Access to the City

Transport, urban form and social exclusion

This research project looked at the linkages between accessibility, mobility and activity participation in the developing world.

Socio-spatial segregation and inadequate urban transport provision are critical factors in exacerbating income and wealth inequalities in cities. And they often represent major barriers for improving urban livelihood conditions for disadvantaged groups, particularly in the developing world. In addition, the poor are disproportionately affected by key externalities generated by transport, including road accidents, air pollution and displacement. As a result, contemporary urban development linked to conventional motorisation in cities tends to have socially regressive effects. At the same time, transport and urban form can have a positive direct effect on the poor and disadvantaged groups by increasing their ability to access goods, services, and economic opportunities, and by providing opportunities for participation in the supply of transport-related infrastructure and services.
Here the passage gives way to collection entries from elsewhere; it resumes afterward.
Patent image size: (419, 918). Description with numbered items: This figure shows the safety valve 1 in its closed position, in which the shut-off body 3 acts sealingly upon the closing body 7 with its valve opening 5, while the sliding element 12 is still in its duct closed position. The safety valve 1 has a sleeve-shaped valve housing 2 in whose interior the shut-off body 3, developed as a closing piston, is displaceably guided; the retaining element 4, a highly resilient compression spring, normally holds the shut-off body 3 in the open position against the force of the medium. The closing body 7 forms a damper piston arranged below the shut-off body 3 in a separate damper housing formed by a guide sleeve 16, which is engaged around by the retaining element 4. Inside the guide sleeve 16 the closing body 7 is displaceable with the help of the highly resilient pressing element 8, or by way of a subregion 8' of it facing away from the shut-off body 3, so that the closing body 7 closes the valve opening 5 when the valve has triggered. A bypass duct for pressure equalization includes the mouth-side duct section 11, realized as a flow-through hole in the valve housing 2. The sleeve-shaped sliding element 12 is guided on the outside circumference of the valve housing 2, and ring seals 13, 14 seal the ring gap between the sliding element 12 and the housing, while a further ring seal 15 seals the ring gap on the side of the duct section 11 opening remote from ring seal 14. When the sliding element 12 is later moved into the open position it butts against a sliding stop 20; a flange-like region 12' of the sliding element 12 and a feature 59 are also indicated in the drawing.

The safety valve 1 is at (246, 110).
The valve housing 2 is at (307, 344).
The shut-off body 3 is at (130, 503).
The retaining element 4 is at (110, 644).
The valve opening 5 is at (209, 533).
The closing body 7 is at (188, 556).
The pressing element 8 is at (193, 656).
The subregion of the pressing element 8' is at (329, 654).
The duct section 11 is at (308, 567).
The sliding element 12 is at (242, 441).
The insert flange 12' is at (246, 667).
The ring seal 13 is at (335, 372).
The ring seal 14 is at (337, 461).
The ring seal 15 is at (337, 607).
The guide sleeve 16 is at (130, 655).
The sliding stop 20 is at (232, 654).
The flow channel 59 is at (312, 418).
A number of recent studies have drawn attention to the links between transport accessibility and urban poverty by examining differences in travel behaviour among different income groups. There is little research, however, that adopts a consistent methodology across a range of cities, allowing for comparison of urban spatial structure and transport provision and its impact on the distribution of accessibility among different socio-economic groups. This research project looked at accessibility levels across different socio-economic groups in three developing world megacities; Istanbul, São Paulo and Mumbai and is testing methodologies for assessing distributional effects of new public transport infrastructure in the case of Bogotá, Rio de Janeiro and London.